- 5 years ago
- Wedding: May 2013
I wish I knew where to start.
Months ago, my FMIL re-made our guest list, after our STD’s but before the invites. I wasn’t happy but whatever. Friday our Invitations came in, I was in love, they are beautiful. On Sat. am I put a post on here and on my Facebook asking if anyone knew how to do a mail merge. A friend got back to me saying she had 2 hours or so before getting into her very busy day with kids and work. I thanked her and accepted her help. I cleaned up my xcel spreadsheet by taking out abreviations, checking spelling etc. I called my Mom, I asked if I had 2 invites going to to the same house if it was ok to just put both names on 1 envelope for 1 invite for all 3 people, she said yes, it was not a problem for that family. Then I called the future in laws who were not home, I left a message and called FMIL’s cell. I got a hold of her. We chatted for about 45 min where I got her approval, but found out that FBIL is getting a divorce so NOT to send his invite until we got a new address for him. No problem. So the files was sent to my friend, she created the mail merge and sent it back to me about 1ish.
4pm I get a call from my FFIL, YELLING at me. How dare I not give the father of the groom and the officiant the courtesy of looking at the list before I sent it to this person to print!! I told him that, that “person” was a close friend of mine who was doing me a favor in a short period of time that she had. Well to him she was unimportant so I should have just told her to wait until I had a new address for FBIL. I told him in the worst possible scenario we could hand write FBIL’s envelope. Well that truly set him off. No son of his was going to have anything less than anyone else!!! If I was going to print 1 envelope I had to print them all! (keep in mind he is YELLING at me full force.) I was told I treated his son (whom I have never met in my 6 year relationship, who is currently living in a car we found out), like a 3rd class citizen, because I dared to threaten to write his envelope out. I should have my friend re-do the file, and I said no I would not ask her to do that. Apparently FI thinks I was wrong for saying NO to that. But when someone says they would help me, I don’t like looking a gift horse in the mouth and asking for things above and beyond what they have already done!
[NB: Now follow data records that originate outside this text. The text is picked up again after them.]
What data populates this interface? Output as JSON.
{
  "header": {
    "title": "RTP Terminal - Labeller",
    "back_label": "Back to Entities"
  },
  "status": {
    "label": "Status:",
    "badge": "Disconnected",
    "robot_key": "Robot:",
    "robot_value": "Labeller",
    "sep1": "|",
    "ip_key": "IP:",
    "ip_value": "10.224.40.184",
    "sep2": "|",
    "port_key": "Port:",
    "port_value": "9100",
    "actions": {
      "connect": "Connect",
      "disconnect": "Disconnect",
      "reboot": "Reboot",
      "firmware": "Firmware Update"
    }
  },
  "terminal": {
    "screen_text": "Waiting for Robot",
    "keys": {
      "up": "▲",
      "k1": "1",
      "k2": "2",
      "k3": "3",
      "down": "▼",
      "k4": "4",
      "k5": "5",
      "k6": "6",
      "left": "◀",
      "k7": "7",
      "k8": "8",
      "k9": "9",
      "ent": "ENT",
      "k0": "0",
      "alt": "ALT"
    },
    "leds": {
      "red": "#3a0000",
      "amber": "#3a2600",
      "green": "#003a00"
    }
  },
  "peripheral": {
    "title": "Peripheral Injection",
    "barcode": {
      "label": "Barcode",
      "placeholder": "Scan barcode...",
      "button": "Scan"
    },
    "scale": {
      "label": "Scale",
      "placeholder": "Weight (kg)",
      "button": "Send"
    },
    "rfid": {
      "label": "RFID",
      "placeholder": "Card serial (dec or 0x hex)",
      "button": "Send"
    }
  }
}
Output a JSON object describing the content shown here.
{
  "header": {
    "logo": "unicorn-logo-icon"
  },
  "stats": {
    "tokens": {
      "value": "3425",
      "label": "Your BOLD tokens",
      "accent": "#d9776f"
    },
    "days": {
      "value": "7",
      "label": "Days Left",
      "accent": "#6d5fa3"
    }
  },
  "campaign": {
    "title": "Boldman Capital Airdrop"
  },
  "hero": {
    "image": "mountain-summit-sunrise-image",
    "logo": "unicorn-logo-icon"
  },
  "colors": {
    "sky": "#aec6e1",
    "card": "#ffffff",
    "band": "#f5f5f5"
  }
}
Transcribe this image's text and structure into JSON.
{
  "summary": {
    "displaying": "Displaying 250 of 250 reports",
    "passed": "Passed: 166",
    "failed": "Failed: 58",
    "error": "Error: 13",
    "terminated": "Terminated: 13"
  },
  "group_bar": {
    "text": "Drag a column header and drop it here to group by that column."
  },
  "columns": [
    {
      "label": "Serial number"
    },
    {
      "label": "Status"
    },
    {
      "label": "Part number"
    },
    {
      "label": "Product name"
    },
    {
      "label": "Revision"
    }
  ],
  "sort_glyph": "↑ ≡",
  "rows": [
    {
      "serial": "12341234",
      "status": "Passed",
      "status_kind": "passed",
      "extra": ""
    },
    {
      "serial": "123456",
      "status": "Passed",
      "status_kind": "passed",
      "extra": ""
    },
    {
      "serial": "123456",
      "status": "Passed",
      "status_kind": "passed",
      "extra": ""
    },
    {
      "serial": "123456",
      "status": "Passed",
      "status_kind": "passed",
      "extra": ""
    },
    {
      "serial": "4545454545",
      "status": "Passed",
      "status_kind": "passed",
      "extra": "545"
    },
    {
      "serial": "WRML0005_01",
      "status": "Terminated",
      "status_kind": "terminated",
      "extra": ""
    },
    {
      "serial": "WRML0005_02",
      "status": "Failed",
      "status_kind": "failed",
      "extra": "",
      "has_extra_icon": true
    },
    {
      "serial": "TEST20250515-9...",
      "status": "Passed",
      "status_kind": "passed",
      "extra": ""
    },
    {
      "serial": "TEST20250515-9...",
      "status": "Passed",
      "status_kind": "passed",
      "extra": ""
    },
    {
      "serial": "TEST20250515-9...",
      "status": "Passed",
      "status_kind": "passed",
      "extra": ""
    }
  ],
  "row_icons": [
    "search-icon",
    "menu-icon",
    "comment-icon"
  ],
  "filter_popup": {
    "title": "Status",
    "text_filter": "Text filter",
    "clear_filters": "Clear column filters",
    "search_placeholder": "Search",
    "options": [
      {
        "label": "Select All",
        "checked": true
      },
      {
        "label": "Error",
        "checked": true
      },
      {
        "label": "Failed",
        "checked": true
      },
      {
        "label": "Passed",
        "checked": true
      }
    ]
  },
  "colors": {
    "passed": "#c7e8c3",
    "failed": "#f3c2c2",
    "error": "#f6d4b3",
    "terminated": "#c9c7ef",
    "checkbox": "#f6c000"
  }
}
I don’t have a Dad, I have gotten close to my FFIL. But all that trust is gone and to be honest will take a lot to repair. FI told his father that he needed to cool off and appologize and FFIL said, “If she think that is bad, she needs to get thicker skin”. Now a: It was bad enough that it scared my 9 year old son who told me I should have yelled back, because no one should treat me that way. B: He isn’t MY Dad, he has no right. C: I didn’t HAVE to give them the “courtesy” But I did. I DID get it approved by his wife HOURS before and because he didn’t talk to her and because his is stressed out at his other son’s situation, don’t take it out on me.
When his other son got married they called from CA to their parents in Massachusetts and said, “we are getting married next week in the back yard if you would like to come”. They had planned it for months and not told his parents. I have kept his parents in the loop the whole time because I know how much that hurt FMIL. I even asked FFIL to officiate. Now I just feel kicked in the chest.
What ALSO Kills me is that they know that FBIL’s wife was my hair/makeup stylist for the wedding, and they have know for about 3 weeks that she would not be coming. While I understnad that is not a pleasant conversation. SOMEONE should have mentioned it to me. He, FSIL isn’t going to make the wedding, you might want to look into hair and make-up. You know during the school vacation when I could have gone the 17 hours to check it out??? But nope… not a courtesy that was extended.
FFIL called today, I was out helping a friend move, the first call I ingnored. I told FI I was going to text him that I was with people and would talk to him later but before I had the chance FFLI called again (less than 10 min later). I explained to him that I was busy, could we chat tonight, he said he had plans from 9-11 so there was simply no way. So I said that I was with friends but I could step away for a few moments, I just did not want to get into anything involved right now. His response “Well how inappropriate.” He was very put out that I was busy even though I tried to accomidate him a little, he simply hung up on me. Now I shake with nerves every time the phone rings and I am not entirely sure I want to answer it at all.
Words… truthful… please… I am more hurt than mad… there is nothing inside me anymore that wants to call and say “Hey guess what….*insert exciting wedding plan here*” Or … “We were thinking about doing this.. what do you think?”